Specific writing method: ① Create a new interceptor class to intercept and set the response header for each request. ②: Register this interceptor in webxml ③: Pay attention to the front-end ajax plus "xhrFields: {withCredentials: true}"
拦截器类///
package com.xunshi.TimerEvent;
import java.io.IOException;
import javax.servlet.Filter;
import javax.servlet.FilterChain;
import javax.servlet.FilterConfig;
import javax.servlet.ServletException;
import javax.servlet.ServletRequest;
import javax.servlet.ServletResponse;
import javax.servlet.http.HttpServletRequest;
import javax.servlet.http.HttpServletResponse;
/**
* @author liangpeng
* @ClassName: AuthorityInterceptor拦截器,拦截每次请求
* @Description: 前后端分离导致session不一致问题
* @date 2018年10月18日
*/
public class AuthorityInterceptor implements Filter {
@Override
public void destroy() {
}
@Override
public void doFilter(ServletRequest req, ServletResponse res, FilterChain chain)

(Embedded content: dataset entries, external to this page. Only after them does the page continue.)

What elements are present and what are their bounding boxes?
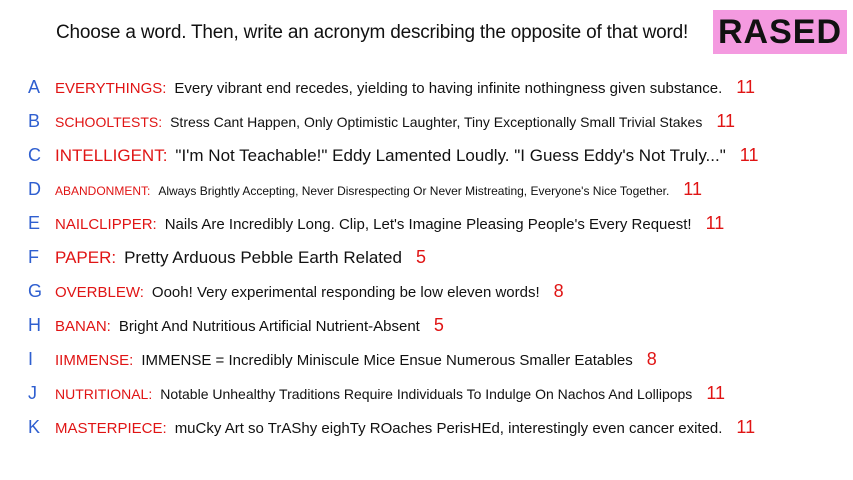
entry-acronym: Every vibrant end recedes, yielding to h… [174, 79, 723, 97]
entry-acronym: Bright And Nutritious Artificial Nutrien… [118, 317, 420, 335]
entry-content: MASTERPIECE: muCky Art so TrAShy eighTy … [55, 417, 755, 438]
entry-word: SCHOOLTESTS: [55, 113, 163, 130]
entry-count: 8 [553, 280, 564, 301]
entry-count: 11 [705, 212, 725, 233]
entry-word: IIMMENSE: [55, 351, 134, 369]
entry-word: PAPER: [55, 247, 117, 267]
entry-acronym: Always Brightly Accepting, Never Disresp… [158, 183, 670, 198]
entry-content: NUTRITIONAL: Notable Unhealthy Tradition… [55, 383, 725, 404]
entry-acronym: Stress Cant Happen, Only Optimistic Laug… [170, 113, 703, 130]
entry-count: 11 [736, 76, 755, 97]
entry-letter: C [28, 144, 41, 165]
entry-word: BANAN: [55, 317, 111, 335]
entry-content: IIMMENSE: IMMENSE = Incredibly Miniscule… [55, 349, 657, 370]
entry-content: EVERYTHINGS: Every vibrant end recedes, … [55, 77, 755, 98]
entry-letter: G [28, 280, 43, 301]
entry-acronym: Nails Are Incredibly Long. Clip, Let's I… [164, 215, 692, 233]
entry-letter: J [28, 382, 37, 403]
badge-label: RASED [713, 10, 847, 54]
entry-content: OVERBLEW: Oooh! Very experimental respon… [55, 281, 564, 302]
entry-letter: I [28, 348, 34, 369]
entry-letter: E [28, 212, 41, 233]
entry-acronym: Oooh! Very experimental responding be lo… [151, 283, 540, 301]
entry-count: 11 [706, 382, 725, 403]
entry-content: ABANDONMENT: Always Brightly Accepting, … [55, 179, 702, 200]
entry-word: EVERYTHINGS: [55, 79, 167, 97]
entry-count: 11 [739, 144, 759, 165]
entry-content: PAPER: Pretty Arduous Pebble Earth Relat… [55, 247, 426, 268]
entry-acronym: "I'm Not Teachable!" Eddy Lamented Loudl… [175, 145, 726, 165]
entry-acronym: Pretty Arduous Pebble Earth Related [124, 247, 402, 267]
entry-acronym: Notable Unhealthy Traditions Require Ind… [160, 385, 693, 402]
entry-letter: F [28, 246, 39, 267]
entry-word: NAILCLIPPER: [55, 215, 157, 233]
entry-letter: H [28, 314, 41, 335]
entry-count: 5 [415, 246, 426, 267]
entry-content: INTELLIGENT: "I'm Not Teachable!" Eddy L… [55, 145, 758, 166]
entry-word: OVERBLEW: [55, 283, 144, 301]
entry-word: MASTERPIECE: [55, 419, 167, 437]
entry-content: NAILCLIPPER: Nails Are Incredibly Long. … [55, 213, 724, 234]
entry-count: 11 [683, 178, 702, 199]
entry-count: 8 [646, 348, 657, 369]
entry-count: 5 [433, 314, 444, 335]
entry-letter: D [28, 178, 41, 199]
entry-content: BANAN: Bright And Nutritious Artificial … [55, 315, 444, 336]
entry-word: ABANDONMENT: [55, 183, 151, 198]
entry-letter: K [28, 416, 41, 437]
prompt-text: Choose a word. Then, write an acronym de… [56, 22, 689, 43]
entry-letter: B [28, 110, 41, 131]
entry-content: SCHOOLTESTS: Stress Cant Happen, Only Op… [55, 111, 735, 132]
entry-acronym: muCky Art so TrAShy eighTy ROaches Peris… [174, 419, 723, 437]
entry-acronym: IMMENSE = Incredibly Miniscule Mice Ensu… [141, 351, 633, 369]
entry-count: 11 [736, 416, 756, 437]
entry-word: INTELLIGENT: [55, 145, 168, 165]
entry-count: 11 [716, 110, 736, 131]
entry-word: NUTRITIONAL: [55, 385, 153, 402]
entry-letter: A [28, 76, 41, 97]
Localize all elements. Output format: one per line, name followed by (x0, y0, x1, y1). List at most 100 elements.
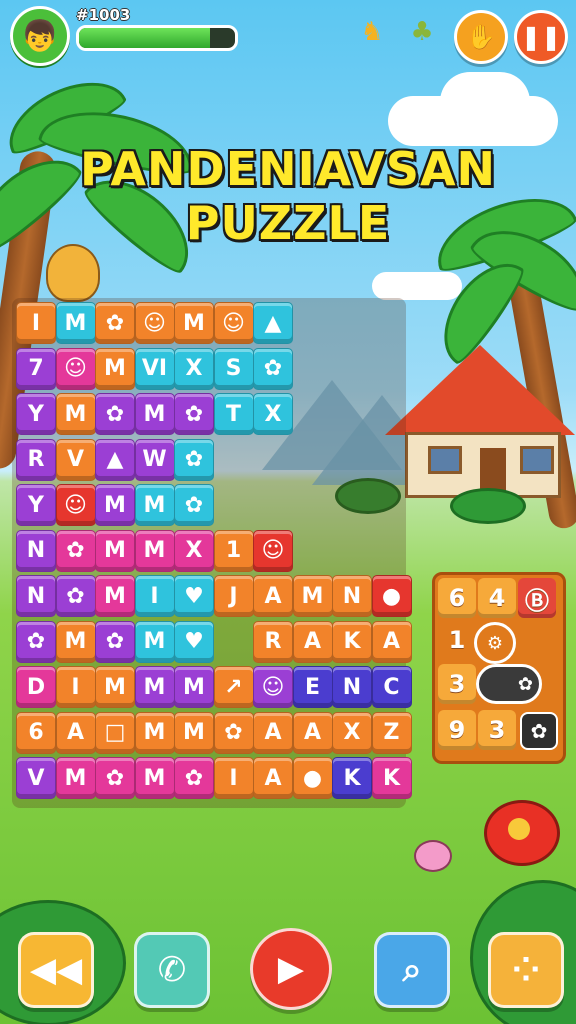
board-tile[interactable]: I (16, 302, 56, 344)
board-tile[interactable]: M (174, 666, 214, 708)
hint-button[interactable]: ✋ (454, 10, 508, 64)
board-tile[interactable]: M (55, 393, 96, 435)
side-tile[interactable]: 4 (478, 578, 516, 618)
board-tile[interactable]: M (95, 666, 135, 708)
play-button[interactable]: ▶ (250, 928, 332, 1010)
board-tile[interactable]: V (16, 757, 56, 799)
board-tile[interactable]: K (371, 757, 412, 799)
board-tile[interactable]: ✿ (16, 620, 56, 663)
board-tile[interactable]: ♥ (174, 620, 214, 663)
board-tile[interactable]: ✿ (174, 484, 214, 526)
board-tile[interactable]: J (213, 575, 254, 617)
board-tile[interactable]: 1 (213, 529, 254, 572)
side-tile[interactable]: 6 (438, 578, 476, 618)
board-tile[interactable]: M (174, 302, 214, 344)
settings-circle-icon[interactable]: ⚙ (474, 622, 516, 664)
board-tile[interactable]: M (134, 393, 175, 435)
board-tile[interactable]: ✿ (55, 529, 96, 572)
board-tile[interactable]: ✿ (95, 620, 135, 663)
board-tile[interactable]: W (134, 438, 175, 481)
board-tile[interactable]: ✿ (55, 575, 96, 617)
board-tile[interactable]: I (134, 575, 175, 617)
board-tile[interactable]: A (253, 711, 293, 754)
board-tile[interactable]: ☺ (55, 347, 96, 390)
menu-button[interactable]: ⁘ (488, 932, 564, 1008)
board-tile[interactable]: ● (292, 757, 333, 799)
board-tile[interactable]: Y (16, 484, 56, 526)
board-tile[interactable]: Z (371, 711, 412, 754)
side-tile[interactable]: Ⓑ (518, 578, 556, 618)
board-tile[interactable]: ☺ (55, 484, 96, 526)
board-tile[interactable]: ✿ (213, 711, 254, 754)
board-tile[interactable]: A (292, 711, 333, 754)
board-tile[interactable]: X (253, 393, 293, 435)
board-tile[interactable]: M (134, 757, 175, 799)
board-tile[interactable]: M (134, 529, 175, 572)
board-tile[interactable]: ☺ (253, 666, 293, 708)
board-tile[interactable]: S (213, 347, 254, 390)
board-tile[interactable]: K (332, 757, 372, 799)
board-tile[interactable]: ✿ (174, 438, 214, 481)
board-tile[interactable]: Y (16, 393, 56, 435)
board-tile[interactable]: ▲ (95, 438, 135, 481)
board-tile[interactable]: ☺ (213, 302, 254, 344)
board-tile[interactable]: I (213, 757, 254, 799)
board-tile[interactable]: I (55, 666, 96, 708)
board-tile[interactable]: X (332, 711, 372, 754)
board-tile[interactable]: M (95, 484, 135, 526)
board-tile[interactable]: □ (95, 711, 135, 754)
board-tile[interactable]: K (332, 620, 372, 663)
board-tile[interactable]: R (16, 438, 56, 481)
board-tile[interactable]: M (134, 666, 175, 708)
board-tile[interactable]: A (253, 575, 293, 617)
board-tile[interactable]: A (253, 757, 293, 799)
side-tile[interactable]: 3 (438, 664, 476, 704)
board-tile[interactable]: VI (134, 347, 175, 390)
board-tile[interactable]: M (55, 302, 96, 344)
pause-button[interactable]: ❚❚ (514, 10, 568, 64)
board-tile[interactable]: ✿ (174, 757, 214, 799)
board-tile[interactable]: 6 (16, 711, 56, 754)
side-tile[interactable]: 1 (438, 620, 476, 660)
gold-creature-icon[interactable]: ♞ (354, 14, 390, 50)
side-tile[interactable]: 3 (478, 710, 516, 750)
board-tile[interactable]: M (95, 529, 135, 572)
board-tile[interactable]: A (292, 620, 333, 663)
board-tile[interactable]: D (16, 666, 56, 708)
player-avatar[interactable]: 👦 (10, 6, 70, 66)
green-creature-icon[interactable]: ♣ (404, 14, 440, 50)
board-tile[interactable]: N (332, 575, 372, 617)
board-tile[interactable]: M (292, 575, 333, 617)
rewind-button[interactable]: ◀◀ (18, 932, 94, 1008)
board-tile[interactable]: A (371, 620, 412, 663)
board-tile[interactable]: 7 (16, 347, 56, 390)
board-tile[interactable]: ♥ (174, 575, 214, 617)
mini-paw-button[interactable]: ✿ (520, 712, 558, 750)
phone-button[interactable]: ✆ (134, 932, 210, 1008)
board-tile[interactable]: ▲ (253, 302, 293, 344)
board-tile[interactable]: E (292, 666, 333, 708)
board-tile[interactable]: ✿ (253, 347, 293, 390)
toggle-switch[interactable]: ✿ (476, 664, 542, 704)
board-tile[interactable]: X (174, 347, 214, 390)
board-tile[interactable]: A (55, 711, 96, 754)
board-tile[interactable]: ✿ (95, 757, 135, 799)
board-tile[interactable]: T (213, 393, 254, 435)
board-tile[interactable]: M (134, 620, 175, 663)
board-tile[interactable]: R (253, 620, 293, 663)
board-tile[interactable]: ✿ (174, 393, 214, 435)
board-tile[interactable]: N (16, 529, 56, 572)
board-tile[interactable]: M (95, 347, 135, 390)
board-tile[interactable]: M (55, 620, 96, 663)
board-tile[interactable]: N (332, 666, 372, 708)
board-tile[interactable]: X (174, 529, 214, 572)
board-tile[interactable]: V (55, 438, 96, 481)
board-tile[interactable]: ☺ (134, 302, 175, 344)
board-tile[interactable]: M (134, 484, 175, 526)
board-tile[interactable]: M (55, 757, 96, 799)
board-tile[interactable]: M (174, 711, 214, 754)
board-tile[interactable]: ☺ (253, 529, 293, 572)
board-tile[interactable]: ↗ (213, 666, 254, 708)
board-tile[interactable]: ✿ (95, 393, 135, 435)
side-tile[interactable]: 9 (438, 710, 476, 750)
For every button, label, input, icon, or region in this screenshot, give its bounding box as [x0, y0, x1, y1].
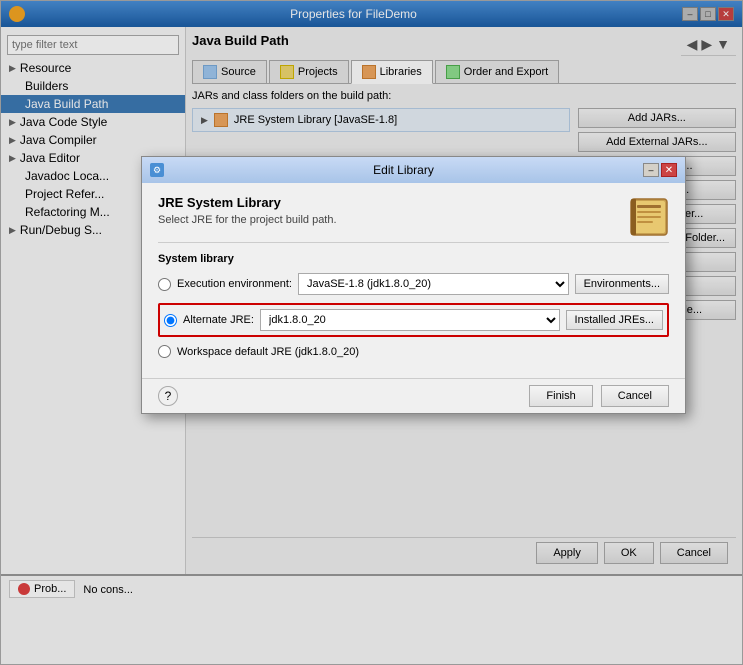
environments-button[interactable]: Environments... [575, 274, 669, 294]
workspace-row: Workspace default JRE (jdk1.8.0_20) [158, 345, 669, 358]
book-icon [629, 195, 669, 242]
workspace-radio[interactable] [158, 345, 171, 358]
dialog-section-title: JRE System Library [158, 195, 669, 210]
dialog-title: Edit Library [164, 163, 643, 177]
finish-button[interactable]: Finish [529, 385, 592, 407]
installed-jres-button[interactable]: Installed JREs... [566, 310, 663, 330]
help-button[interactable]: ? [158, 386, 178, 406]
dialog-title-bar: ⚙ Edit Library – ✕ [142, 157, 685, 183]
alt-jre-label: Alternate JRE: [183, 314, 254, 326]
dialog-close-button[interactable]: ✕ [661, 163, 677, 177]
dialog-icon: ⚙ [150, 163, 164, 177]
alt-jre-row: Alternate JRE: jdk1.8.0_20 Installed JRE… [158, 303, 669, 337]
exec-env-row: Execution environment: JavaSE-1.8 (jdk1.… [158, 273, 669, 295]
dialog-bottom-bar: ? Finish Cancel [142, 378, 685, 413]
exec-env-select[interactable]: JavaSE-1.8 (jdk1.8.0_20) [298, 273, 569, 295]
edit-library-dialog: ⚙ Edit Library – ✕ JRE Sy [141, 156, 686, 414]
exec-env-radio[interactable] [158, 278, 171, 291]
dialog-minimize-button[interactable]: – [643, 163, 659, 177]
dialog-body: JRE System Library Select JRE for the pr… [142, 183, 685, 378]
workspace-label: Workspace default JRE (jdk1.8.0_20) [177, 346, 359, 358]
dialog-section-desc: Select JRE for the project build path. [158, 214, 669, 226]
system-library-label: System library [158, 253, 669, 265]
dialog-controls: – ✕ [643, 163, 677, 177]
exec-env-label: Execution environment: [177, 278, 292, 290]
dialog-cancel-button[interactable]: Cancel [601, 385, 669, 407]
dialog-action-buttons: Finish Cancel [529, 385, 669, 407]
alt-jre-radio[interactable] [164, 314, 177, 327]
alt-jre-select[interactable]: jdk1.8.0_20 [260, 309, 560, 331]
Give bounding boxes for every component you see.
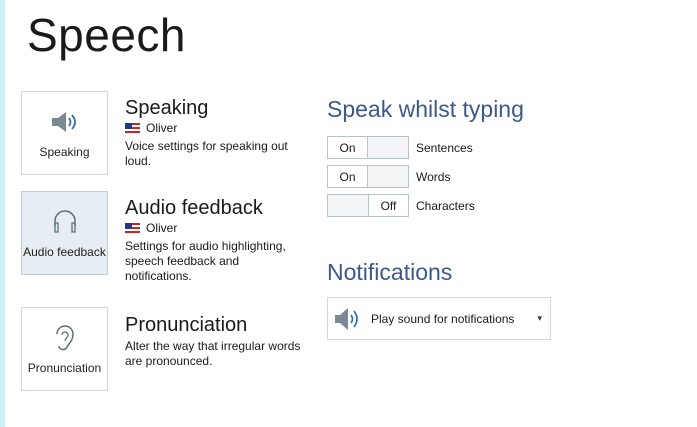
notifications-dropdown[interactable]: Play sound for notifications ▾ — [327, 297, 551, 340]
speaker-icon — [333, 305, 361, 333]
tile-label: Pronunciation — [27, 361, 102, 375]
us-flag-icon — [125, 223, 140, 233]
toggle-label: Words — [416, 169, 451, 184]
headphones-icon — [50, 206, 80, 241]
speech-settings-page: Speech Speaking Speaking Oliver Voice se… — [5, 0, 697, 427]
tile-label: Speaking — [39, 145, 90, 159]
option-title: Speaking — [125, 97, 209, 119]
toggle-blank — [368, 137, 408, 158]
speaker-icon — [49, 110, 81, 139]
characters-toggle-row: Off Characters — [327, 194, 475, 217]
pronunciation-option: Pronunciation Alter the way that irregul… — [125, 314, 305, 369]
words-toggle[interactable]: On — [327, 165, 409, 188]
speaking-option: Speaking Oliver Voice settings for speak… — [125, 97, 305, 169]
audio-feedback-tile[interactable]: Audio feedback — [21, 191, 108, 275]
option-description: Voice settings for speaking out loud. — [125, 139, 288, 168]
toggle-state: On — [328, 166, 368, 187]
voice-name: Oliver — [146, 121, 178, 135]
toggle-state: Off — [368, 195, 408, 216]
option-title: Pronunciation — [125, 314, 248, 336]
words-toggle-row: On Words — [327, 165, 450, 188]
speaking-tile[interactable]: Speaking — [21, 91, 108, 175]
tile-label: Audio feedback — [23, 245, 106, 259]
voice-name: Oliver — [146, 221, 178, 235]
voice-line: Oliver — [125, 220, 305, 236]
sentences-toggle[interactable]: On — [327, 136, 409, 159]
option-description: Settings for audio highlighting, speech … — [125, 239, 286, 283]
toggle-blank — [328, 195, 368, 216]
pronunciation-tile[interactable]: Pronunciation — [21, 307, 108, 391]
toggle-blank — [368, 166, 408, 187]
characters-toggle[interactable]: Off — [327, 194, 409, 217]
toggle-label: Sentences — [416, 140, 473, 155]
speak-whilst-typing-heading: Speak whilst typing — [327, 96, 524, 122]
toggle-label: Characters — [416, 198, 475, 213]
option-description: Alter the way that irregular words are p… — [125, 339, 301, 368]
chevron-down-icon: ▾ — [537, 313, 542, 323]
voice-line: Oliver — [125, 120, 305, 136]
notifications-heading: Notifications — [327, 259, 453, 285]
page-title: Speech — [27, 9, 187, 61]
dropdown-selected-value: Play sound for notifications — [371, 311, 515, 326]
option-title: Audio feedback — [125, 197, 263, 219]
sentences-toggle-row: On Sentences — [327, 136, 473, 159]
us-flag-icon — [125, 123, 140, 133]
audio-feedback-option: Audio feedback Oliver Settings for audio… — [125, 197, 305, 284]
ear-icon — [52, 322, 78, 359]
toggle-state: On — [328, 137, 368, 158]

throws IOException, ServletException {
HttpServletRequest request = (HttpServletRequest) req;
HttpServletResponse response = (HttpServletResponse) res;
response.setContentType("textml;charset=UTF-8");
response.setHeader("Access-Control-Allow-Origin", request.getHeader("Origin"));
response.setHeader("Access-Control-Allow-Methods", "POST, GET, OPTIONS, DELETE");
response.setHeader("Access-Control-Max-Age", "0");
response.setHeader("Access-Control-Allow-Headers",
"Origin, No-Cache, X-Requested-With, If-Modified-Since, Pragma, Last-Modified, Cache-Control, Expires, Content-Type, X-E4M-With,userId,token");
response.setHeader("Access-Control-Allow-Credentials", "true");
response.setHeader("XDomainRequestAllowed", "1");
chain.doFilter(req, res);
}
@Override
public void init(FilterConfig arg0) throws ServletException {
}
}
///webxml配置,添加注册///
<!--自定义拦截器,每次请求拦截,设置session跨域以及维持session配置 -->
<filter>
<filter-name>AuthorityInterceptor</filter-name>
<filter-class>com.xunshi.TimerEvent.AuthorityInterceptor</filter-class>
</filter>
<filter-mapping>
<filter-name>AuthorityInterceptor</filter-name>
<url-pattern>/*</url-pattern>
</filter-mapping>Three: Front-end processing of WeChat applet session issues, and modification of back-end code
The above two are for basic ajax requests. For WeChat mini programs, since mini programs cannot use ajax to make http requests, the cross-domain session problem handling of WeChat mini programs is a little different.
The specific method is: ① The backend returns the mini program sessionid (preferably encrypted) after the first mini program access, and there is no need to configure anything else. ②: Each time the mini program requests a sessionid, the Java background will automatically determine which client it is based on the sessionid and find the corresponding session.
wx.request({
url: getApp().globalData.url + 'User/ShowOneCar/' + res.data.car_id,
header: { "Cookie": "JSESSIONID=" + wx.getStorageSync("sessionID") },//带上这句话,sessionID是登陆后后端返回存在缓存里面的
success: function (rr) {
console.log(rr);
if (rr.data.state) {
that.setData({
carinfo: rr.data.thiscar
});
}
}
})For the session problem of the mini program, there is no need to create an interceptor for setting up in the background. It is a bit confusing that ajax does not work.
However, there are more or less problems with using sessions to store data, including issues with security and server pressure. But currently I don’t know of any simpler way to store user login status, so let’s use it first.